Li vowed to “completely open up” the general manufacturing sector and allow more access to sectors such as telecommunications, medical services, education, elderly care and new-energy vehicles. But experts said the proof would come when those promises were acted upon.

“The premier’s comments about deepening reform will need to produce tangible results to get the attention of the business community,” said Kenneth Jarrett, president of the American Chamber of Commerce in Shanghai. “This means giving more play to market forces and addressing the long-standing market-access issues that unfairly disadvantage foreign companies.”

Despite the contrast between the rhetoric coming out of Beijing and Washington, the reality is that U.S. markets remain far more open than Chinese ones.

The World Bank’s Ease of Doing Business Index ranks the United States in sixth position out of 190 countries and China in 78th, while the Heritage Foundation’s Economic Freedom Index ranks the two countries in 18th and 110th place, respectively, out of 170. On Internet and press freedom, the contrast is even more marked.

In his speech, Li said China was “fighting three critical battles”: to forestall economic and financial risks, to step up poverty alleviation and to make greater progress in addressing pollution. He vowed, as he has before, to cut taxes and red tape for businesses, improve broadband Internet access and make China “a country of innovators.” But there is no cause for alarm on the economy, he said.

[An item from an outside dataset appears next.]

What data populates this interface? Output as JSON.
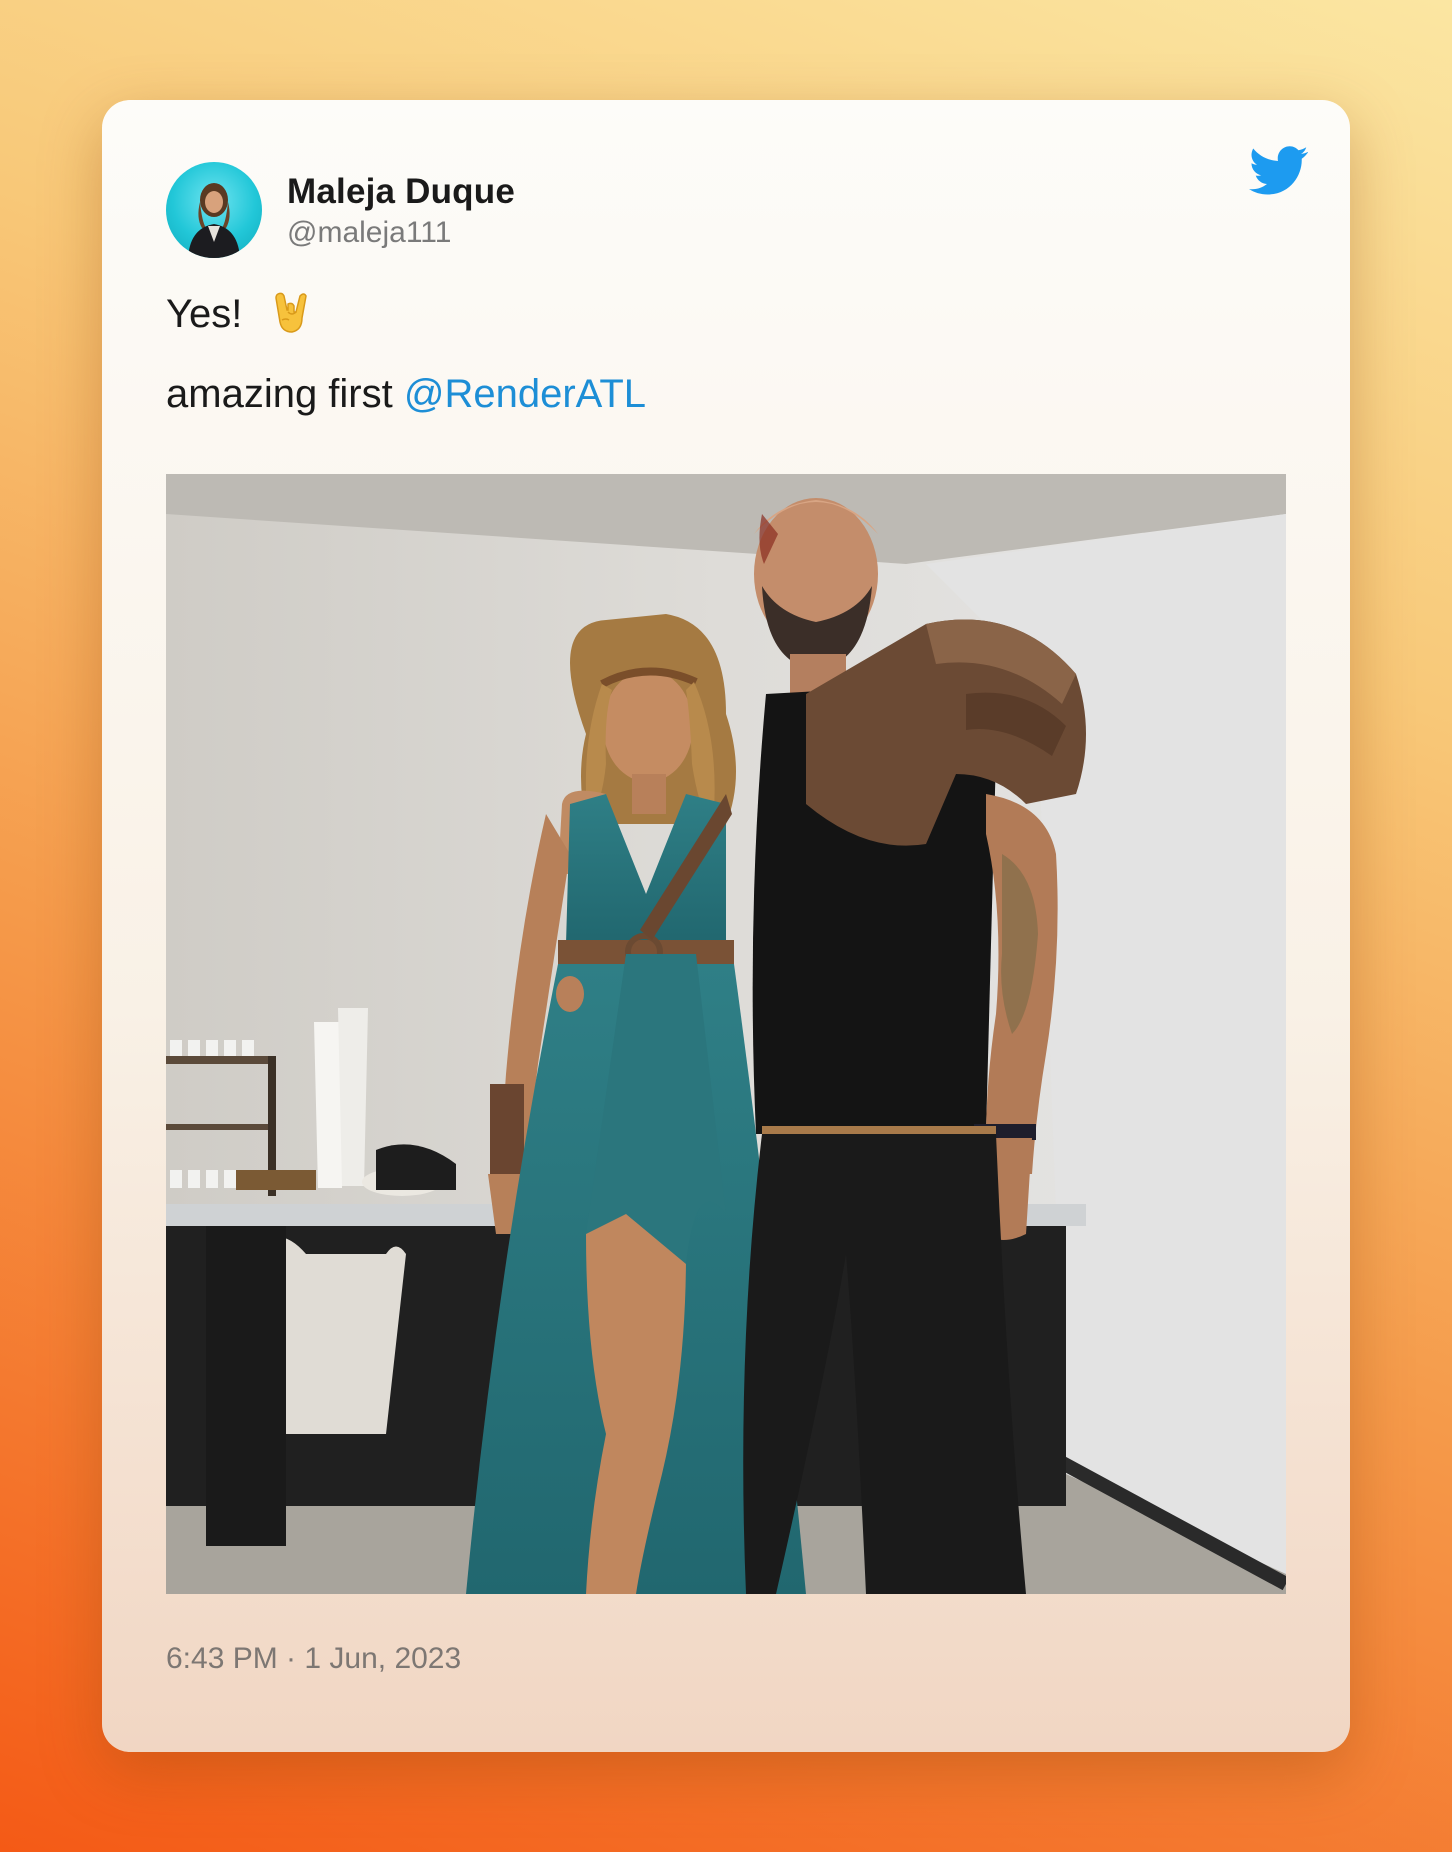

“The fundamentals of the Chinese economy remain sound, and we have many policy tools at our disposal,” he said. “We are fully capable of forestalling systemic risks.”

In October, central bank governor Zhou Xiaochuan warned that China needed to take action to prevent a “Minsky moment” — a sudden collapse of asset prices after a long period of growth.

That was an uncharacteristically blunt comment from a Chinese official that suggested deeper concern behind closed doors about growing financial risks around rising levels of debt and high asset prices, Balding said. Meanwhile, a recently announced bailout of Anbang Insurance Group could cost $50 billion, he said.

Nevertheless, Li noted that China’s economy had grown at an annual average rate of 7.1 percent over the past five years. The 2018 growth target has been set at about 6.5 percent.